Her half brother was not in the habit of gambling. He was coaxed and bamboozled into it, and it infuriated her.
“At seventeen, he is a man, has been a man for two years now. He should have known better than to gamble and lose a vast fortune—at an
illegal
game,” Caroline argued.
“There are those twice his age, and older, who have been lured to the Basset tables,” Gabrielle countered. She adored Daniel and was crushed when her mother, who had once been the King’s mistress, passed away. She’d lost her mother and Daniel in the same week. He was removed from the palace—sent to live with his father’s family. The King, having legitimized all his illegitimate children from his many mistresses, had lost interest in her mother once Gabrielle was born. She’d married the Baron de Leclerc, Daniel’s father, shortly thereafter, but sadly he’d died within the first year of their marriage.
The King had permitted Daniel and her mother to remain at the palace, close to Gabrielle, but once her mother was gone, her beloved brother was torn from her. He was only eight.
They’d been inseparable until then.
She wrote to him constantly. Worried about him always. Missed him madly, for she rarely saw him.
When he came to her last week and told her what had happened at the Duc de Navers’s Hôtel, Gabrielle was devastated for him.
He was in financial ruin. He couldn’t pay his servants. Couldn’t maintain his château.
She refused to see him financially destroyed. It was difficult enough seeing him so heartbroken and dispirited. Daniel would do anything for her. No matter what. She, in turn, would do anything for him. Including taking some of the Crown gems and using them to win back Daniel’s fortune.
“I’ll not see my brother destitute, Caroline.” Gabrielle picked up the periwig off the bed and placed it over her hair.

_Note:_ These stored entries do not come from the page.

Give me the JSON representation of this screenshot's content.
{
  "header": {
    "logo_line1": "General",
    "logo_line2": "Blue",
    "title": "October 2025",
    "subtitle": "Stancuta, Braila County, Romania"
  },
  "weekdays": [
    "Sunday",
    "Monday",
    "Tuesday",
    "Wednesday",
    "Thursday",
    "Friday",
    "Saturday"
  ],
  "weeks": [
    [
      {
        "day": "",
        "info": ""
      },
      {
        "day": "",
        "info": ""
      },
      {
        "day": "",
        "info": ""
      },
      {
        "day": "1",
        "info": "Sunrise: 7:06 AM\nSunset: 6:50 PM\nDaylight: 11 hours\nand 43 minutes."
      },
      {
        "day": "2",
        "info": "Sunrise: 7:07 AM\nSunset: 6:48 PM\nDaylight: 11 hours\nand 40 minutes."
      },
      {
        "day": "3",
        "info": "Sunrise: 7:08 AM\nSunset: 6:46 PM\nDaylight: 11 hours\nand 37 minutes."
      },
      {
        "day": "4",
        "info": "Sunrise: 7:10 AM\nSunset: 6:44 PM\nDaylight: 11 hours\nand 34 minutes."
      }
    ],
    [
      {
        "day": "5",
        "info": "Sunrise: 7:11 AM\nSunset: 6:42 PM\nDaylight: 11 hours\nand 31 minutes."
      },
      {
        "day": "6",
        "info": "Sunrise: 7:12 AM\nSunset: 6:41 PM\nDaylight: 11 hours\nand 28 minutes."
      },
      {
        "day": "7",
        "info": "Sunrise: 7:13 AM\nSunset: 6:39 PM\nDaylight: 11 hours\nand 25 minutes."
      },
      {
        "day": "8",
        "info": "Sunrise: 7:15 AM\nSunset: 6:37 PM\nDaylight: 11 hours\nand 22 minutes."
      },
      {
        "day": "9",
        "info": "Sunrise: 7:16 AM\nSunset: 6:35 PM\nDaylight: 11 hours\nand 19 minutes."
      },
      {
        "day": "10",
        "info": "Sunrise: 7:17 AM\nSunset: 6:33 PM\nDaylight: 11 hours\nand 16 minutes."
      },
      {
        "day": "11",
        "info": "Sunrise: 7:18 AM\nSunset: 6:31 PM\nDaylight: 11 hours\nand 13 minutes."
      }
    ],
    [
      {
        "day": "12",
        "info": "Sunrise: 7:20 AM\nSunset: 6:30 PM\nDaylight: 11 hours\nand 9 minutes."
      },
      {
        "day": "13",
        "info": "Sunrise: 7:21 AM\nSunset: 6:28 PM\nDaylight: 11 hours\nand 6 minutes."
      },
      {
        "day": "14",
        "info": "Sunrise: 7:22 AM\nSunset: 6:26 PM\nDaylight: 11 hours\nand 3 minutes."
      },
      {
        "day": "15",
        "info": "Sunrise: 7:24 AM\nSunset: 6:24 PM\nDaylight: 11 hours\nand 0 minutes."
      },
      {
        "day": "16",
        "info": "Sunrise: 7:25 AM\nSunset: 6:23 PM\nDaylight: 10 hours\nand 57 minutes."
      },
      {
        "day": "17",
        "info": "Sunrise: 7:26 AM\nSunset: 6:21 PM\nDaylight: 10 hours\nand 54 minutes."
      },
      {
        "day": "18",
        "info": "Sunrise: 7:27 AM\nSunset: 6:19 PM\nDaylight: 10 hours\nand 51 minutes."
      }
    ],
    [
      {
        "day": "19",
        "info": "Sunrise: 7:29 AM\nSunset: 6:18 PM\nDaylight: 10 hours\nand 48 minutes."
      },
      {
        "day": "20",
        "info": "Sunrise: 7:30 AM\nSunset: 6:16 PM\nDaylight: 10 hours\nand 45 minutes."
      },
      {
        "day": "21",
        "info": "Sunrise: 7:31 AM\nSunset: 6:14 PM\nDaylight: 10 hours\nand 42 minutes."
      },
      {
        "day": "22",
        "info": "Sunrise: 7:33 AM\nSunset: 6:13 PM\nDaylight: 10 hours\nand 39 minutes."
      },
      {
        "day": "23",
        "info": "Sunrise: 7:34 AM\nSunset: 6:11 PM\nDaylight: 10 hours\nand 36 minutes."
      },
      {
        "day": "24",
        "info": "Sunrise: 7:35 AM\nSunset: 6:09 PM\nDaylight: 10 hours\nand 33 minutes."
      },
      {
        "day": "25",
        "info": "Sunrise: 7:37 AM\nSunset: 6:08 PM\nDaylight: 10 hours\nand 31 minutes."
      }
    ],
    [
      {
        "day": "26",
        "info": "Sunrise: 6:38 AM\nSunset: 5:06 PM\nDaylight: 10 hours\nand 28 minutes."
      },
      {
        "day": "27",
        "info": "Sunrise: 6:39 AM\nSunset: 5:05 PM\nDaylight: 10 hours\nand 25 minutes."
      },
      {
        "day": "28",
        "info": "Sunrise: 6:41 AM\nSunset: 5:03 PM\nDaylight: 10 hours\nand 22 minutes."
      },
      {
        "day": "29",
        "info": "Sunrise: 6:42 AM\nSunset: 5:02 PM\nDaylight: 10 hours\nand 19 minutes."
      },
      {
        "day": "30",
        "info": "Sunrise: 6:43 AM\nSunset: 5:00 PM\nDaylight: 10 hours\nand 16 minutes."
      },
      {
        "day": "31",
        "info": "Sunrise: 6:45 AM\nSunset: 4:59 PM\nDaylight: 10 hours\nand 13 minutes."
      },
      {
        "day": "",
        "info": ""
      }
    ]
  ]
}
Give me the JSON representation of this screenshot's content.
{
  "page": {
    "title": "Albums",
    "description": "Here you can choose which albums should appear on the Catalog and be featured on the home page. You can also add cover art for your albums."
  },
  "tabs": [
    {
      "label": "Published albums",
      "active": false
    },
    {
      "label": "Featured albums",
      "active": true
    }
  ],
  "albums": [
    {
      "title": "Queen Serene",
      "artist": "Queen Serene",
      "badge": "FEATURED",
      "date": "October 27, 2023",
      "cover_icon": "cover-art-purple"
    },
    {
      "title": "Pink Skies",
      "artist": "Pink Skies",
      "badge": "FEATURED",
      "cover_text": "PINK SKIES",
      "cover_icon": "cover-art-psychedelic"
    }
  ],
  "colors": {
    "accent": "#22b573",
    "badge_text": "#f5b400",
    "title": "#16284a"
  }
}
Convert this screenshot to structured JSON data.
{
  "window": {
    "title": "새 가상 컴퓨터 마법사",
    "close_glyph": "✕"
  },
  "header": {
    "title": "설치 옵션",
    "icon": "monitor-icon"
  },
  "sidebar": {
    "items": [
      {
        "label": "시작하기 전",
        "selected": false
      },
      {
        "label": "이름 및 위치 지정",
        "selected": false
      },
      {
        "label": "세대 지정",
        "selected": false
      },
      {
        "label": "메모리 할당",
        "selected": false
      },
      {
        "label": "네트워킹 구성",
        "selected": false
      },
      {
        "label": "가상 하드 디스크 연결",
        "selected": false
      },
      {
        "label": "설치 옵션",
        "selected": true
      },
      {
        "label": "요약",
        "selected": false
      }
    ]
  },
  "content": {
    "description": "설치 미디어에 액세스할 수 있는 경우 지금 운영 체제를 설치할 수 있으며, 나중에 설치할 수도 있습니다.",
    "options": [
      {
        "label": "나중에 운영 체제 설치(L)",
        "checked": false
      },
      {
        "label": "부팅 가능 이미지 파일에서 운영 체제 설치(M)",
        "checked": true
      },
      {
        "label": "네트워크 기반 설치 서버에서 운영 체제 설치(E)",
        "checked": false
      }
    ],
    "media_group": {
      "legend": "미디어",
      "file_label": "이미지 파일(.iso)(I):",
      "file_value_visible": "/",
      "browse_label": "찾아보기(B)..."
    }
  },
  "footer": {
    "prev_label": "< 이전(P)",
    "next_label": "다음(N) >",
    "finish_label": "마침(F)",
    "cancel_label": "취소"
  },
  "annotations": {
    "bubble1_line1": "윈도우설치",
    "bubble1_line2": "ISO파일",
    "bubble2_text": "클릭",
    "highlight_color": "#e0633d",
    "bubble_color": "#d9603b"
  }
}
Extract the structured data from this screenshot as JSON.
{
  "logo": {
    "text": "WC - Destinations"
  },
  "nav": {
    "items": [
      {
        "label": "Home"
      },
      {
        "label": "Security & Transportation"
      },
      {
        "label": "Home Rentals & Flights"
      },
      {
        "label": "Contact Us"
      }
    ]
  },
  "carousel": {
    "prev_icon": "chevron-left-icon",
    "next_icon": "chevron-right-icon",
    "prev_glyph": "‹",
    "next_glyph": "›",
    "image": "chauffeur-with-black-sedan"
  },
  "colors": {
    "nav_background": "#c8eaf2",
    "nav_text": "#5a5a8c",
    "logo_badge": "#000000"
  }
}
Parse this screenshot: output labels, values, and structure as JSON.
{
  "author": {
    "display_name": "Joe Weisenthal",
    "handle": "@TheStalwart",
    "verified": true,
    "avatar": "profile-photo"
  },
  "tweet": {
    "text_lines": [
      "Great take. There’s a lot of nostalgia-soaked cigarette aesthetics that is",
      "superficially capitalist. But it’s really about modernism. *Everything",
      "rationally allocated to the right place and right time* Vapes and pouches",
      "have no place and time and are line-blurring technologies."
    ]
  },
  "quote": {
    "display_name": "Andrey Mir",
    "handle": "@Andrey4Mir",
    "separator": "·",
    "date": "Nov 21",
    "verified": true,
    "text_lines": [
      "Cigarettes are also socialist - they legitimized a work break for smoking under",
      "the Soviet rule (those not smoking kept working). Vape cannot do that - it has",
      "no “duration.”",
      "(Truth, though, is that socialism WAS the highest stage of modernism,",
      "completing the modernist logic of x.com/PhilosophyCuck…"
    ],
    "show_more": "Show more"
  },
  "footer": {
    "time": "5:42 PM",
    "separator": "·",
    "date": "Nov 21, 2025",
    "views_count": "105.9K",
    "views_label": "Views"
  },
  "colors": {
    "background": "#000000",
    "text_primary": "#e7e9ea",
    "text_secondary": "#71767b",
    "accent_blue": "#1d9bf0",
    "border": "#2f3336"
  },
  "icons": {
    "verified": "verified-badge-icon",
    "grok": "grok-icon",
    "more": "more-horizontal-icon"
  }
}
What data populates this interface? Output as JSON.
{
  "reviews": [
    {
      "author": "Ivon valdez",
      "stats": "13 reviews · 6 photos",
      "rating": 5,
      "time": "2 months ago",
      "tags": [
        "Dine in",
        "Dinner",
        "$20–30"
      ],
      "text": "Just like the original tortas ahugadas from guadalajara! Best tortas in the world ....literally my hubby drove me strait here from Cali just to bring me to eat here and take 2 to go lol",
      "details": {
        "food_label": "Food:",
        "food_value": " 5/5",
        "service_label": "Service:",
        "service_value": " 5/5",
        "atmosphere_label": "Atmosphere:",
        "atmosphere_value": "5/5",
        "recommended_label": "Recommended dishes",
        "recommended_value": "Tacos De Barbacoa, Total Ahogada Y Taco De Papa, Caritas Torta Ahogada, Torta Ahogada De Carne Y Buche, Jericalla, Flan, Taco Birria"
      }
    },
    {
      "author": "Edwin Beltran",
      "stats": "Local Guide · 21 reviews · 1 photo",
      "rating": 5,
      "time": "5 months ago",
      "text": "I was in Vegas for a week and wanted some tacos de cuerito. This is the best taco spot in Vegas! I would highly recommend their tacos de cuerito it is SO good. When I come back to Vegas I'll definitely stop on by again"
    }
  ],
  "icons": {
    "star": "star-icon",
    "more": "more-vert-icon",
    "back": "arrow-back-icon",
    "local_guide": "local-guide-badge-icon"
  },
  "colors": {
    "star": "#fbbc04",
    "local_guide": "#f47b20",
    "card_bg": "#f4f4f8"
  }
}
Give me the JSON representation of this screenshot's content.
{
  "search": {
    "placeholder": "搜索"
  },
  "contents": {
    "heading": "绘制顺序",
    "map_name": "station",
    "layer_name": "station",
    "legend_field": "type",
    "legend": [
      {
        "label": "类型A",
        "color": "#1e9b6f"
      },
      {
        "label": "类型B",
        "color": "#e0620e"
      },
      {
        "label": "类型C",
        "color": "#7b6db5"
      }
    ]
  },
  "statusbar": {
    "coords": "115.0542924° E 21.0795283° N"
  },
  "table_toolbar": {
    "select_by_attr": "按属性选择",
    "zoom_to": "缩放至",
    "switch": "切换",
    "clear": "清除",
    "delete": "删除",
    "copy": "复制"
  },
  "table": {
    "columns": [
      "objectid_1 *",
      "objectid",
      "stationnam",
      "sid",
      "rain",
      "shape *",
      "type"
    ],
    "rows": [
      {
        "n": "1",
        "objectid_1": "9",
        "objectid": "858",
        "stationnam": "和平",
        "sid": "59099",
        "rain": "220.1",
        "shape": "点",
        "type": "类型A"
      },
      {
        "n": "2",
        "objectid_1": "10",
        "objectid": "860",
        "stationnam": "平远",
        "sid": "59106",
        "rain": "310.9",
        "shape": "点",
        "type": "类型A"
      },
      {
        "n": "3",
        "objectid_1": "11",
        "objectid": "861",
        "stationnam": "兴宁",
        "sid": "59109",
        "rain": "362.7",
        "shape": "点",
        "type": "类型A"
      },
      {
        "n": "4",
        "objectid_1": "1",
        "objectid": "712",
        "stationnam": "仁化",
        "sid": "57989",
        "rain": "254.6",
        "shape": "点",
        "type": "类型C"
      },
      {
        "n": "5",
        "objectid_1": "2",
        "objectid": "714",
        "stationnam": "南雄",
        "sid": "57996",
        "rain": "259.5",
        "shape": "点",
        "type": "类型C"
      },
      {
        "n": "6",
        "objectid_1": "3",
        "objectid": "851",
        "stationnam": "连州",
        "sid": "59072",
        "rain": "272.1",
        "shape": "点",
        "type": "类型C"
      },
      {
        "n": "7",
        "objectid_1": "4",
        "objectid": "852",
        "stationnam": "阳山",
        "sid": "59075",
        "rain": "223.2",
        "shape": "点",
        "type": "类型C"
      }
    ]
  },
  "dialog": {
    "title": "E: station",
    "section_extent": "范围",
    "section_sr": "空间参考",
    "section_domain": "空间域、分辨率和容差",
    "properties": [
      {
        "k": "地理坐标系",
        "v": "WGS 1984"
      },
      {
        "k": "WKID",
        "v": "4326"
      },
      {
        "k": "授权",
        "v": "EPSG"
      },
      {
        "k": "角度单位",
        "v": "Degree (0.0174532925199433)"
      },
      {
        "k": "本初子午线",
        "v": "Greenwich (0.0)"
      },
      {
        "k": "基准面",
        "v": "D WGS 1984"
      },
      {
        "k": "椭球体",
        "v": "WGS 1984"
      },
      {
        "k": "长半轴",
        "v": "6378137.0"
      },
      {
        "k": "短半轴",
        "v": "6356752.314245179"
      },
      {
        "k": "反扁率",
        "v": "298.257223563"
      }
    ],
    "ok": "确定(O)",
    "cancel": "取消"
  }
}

If she didn’t help him, no one else would. No one in his father’s family or on her mother’s side would wish to cover his gambling debt. Especially one so sizable.
And the King had never cared in the least about Daniel.
Bernadette swiped an errant curl from her cheek, her dark hair a sharp contrast to Caroline’s fair coloring. “We don’t wish to see him destitute either. We’re just . . . well, we’re most concerned about your scheme.”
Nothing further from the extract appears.